Packer still was negotiating with NBC when he got a phone call from CBS announcer Dick Stockton, whom Packer had become friends with when Stockton had been at NBC. Stockton told Packer CBS needed an analyst and consultant on college basketball. Was he interested?
"I was still mad at NBC," Packer said. "I told him, 'Sure, I'll talk to them.' "
They talked. It didn't take long. CBS was willing to give Packer everything he had asked for from NBC: a hand in scheduling, consulting, halftime shows, analysis. "It was what I had waited four months for NBC, my employer for eight years, to give me," he said. "I ended up meeting with NBC one morning and CBS that afternoon. I told my lawyer after the meeting with CBS I was going and I didn't care what the money was."
And so Packer left. NBC sort of shrugged. McGuire always had been considered the star, anyway. But McGuire missed Packer more than Packer missed him. Packer, who began in broadcasting in 1971 by doing ACC telecasts, had worked with lots of partners. Even though he missed his buddies, the adjustment wasn't that hard for him. For Enberg and McGuire, it was difficult.
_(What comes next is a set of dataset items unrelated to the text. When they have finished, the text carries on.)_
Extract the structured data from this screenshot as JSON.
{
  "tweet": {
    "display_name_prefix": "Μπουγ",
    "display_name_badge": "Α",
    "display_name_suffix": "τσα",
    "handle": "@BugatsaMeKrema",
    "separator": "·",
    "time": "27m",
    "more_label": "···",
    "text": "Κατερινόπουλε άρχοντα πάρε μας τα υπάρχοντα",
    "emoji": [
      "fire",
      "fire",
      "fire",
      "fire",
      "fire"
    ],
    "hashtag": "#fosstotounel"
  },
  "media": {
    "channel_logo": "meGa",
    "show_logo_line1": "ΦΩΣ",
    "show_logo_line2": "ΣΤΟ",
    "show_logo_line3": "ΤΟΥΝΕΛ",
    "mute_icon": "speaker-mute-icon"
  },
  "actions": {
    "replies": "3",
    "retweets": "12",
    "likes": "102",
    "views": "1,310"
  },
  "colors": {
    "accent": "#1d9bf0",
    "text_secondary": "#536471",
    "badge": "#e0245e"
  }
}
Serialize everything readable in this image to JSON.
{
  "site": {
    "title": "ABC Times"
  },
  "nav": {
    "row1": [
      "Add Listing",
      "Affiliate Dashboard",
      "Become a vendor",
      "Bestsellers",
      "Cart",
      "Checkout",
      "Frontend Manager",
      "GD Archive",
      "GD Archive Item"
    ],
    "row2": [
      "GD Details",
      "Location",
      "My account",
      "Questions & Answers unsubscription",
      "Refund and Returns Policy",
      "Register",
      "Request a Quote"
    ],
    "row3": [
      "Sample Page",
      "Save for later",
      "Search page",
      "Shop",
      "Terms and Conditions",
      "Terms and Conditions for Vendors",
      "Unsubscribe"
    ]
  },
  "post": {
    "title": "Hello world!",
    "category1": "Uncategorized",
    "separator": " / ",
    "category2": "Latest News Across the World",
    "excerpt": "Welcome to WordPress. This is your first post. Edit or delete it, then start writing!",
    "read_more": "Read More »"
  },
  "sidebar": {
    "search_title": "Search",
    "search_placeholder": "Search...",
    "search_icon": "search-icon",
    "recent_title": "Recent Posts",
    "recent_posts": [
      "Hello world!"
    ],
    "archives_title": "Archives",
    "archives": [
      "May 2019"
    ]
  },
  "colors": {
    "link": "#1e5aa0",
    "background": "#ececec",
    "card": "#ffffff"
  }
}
Now, Enberg and McGuire seem to have a new comfort together. They have become much closer in recent years and, when McGuire signed a new four-year contract two years ago, he included a clause that requires that he be the analyst any time Enberg works a college basketball game. McGuire says he'll quit when this contract is up, but most people don't believe him. He is producing halftime shows through an independent contract with his son Rob and says he has enjoyed this season more than any since Packer left.
Packer and McGuire still talk, perhaps only in fantasy terms, about being back together on TV someday. "I think Billy thinks somehow it might happen again," McGuire said. "I don't think it will. Even if it did, I'm not sure the reaction to it would be the same. Times change. People change." They may be reunited, at least for one day, at the end of this month. McGuire has received permission from NBC to have Packer appear as a guest on his annual NCAA special, scheduled for March 31. If CBS clears the way, they will be back on television together for the first time in four years.
What do they miss most about each other? "I miss the idea of looking forward to being together on the weekend," Packer said. "Al and I never plan anything special, we never put on our calendars, 'Do this together.' But when we're together, whatever we do, we have fun."
"I miss having someone to scream at," McGuire said. "On or off the air, although I still get to do it off the air. But in the old days, whenever I got into trouble on the air, I'd just call Billy a name and get out of it that way. It always worked."
It is testimony to the endurance of The Act that a lot of people still think they hate each other. One afternoon last month, as McGuire was walking into Alumni Hall at St. John's to film a piece with Chris Mullin, a man approached and demanded an autograph.
As McGuire signed, the man asked, "Hey, where's Billy?"
"Who knows or cares?" McGuire answered. As the man walked away, McGuire laughed joyously. "Billy will love that one," he said.
They had just finished having breakfast together.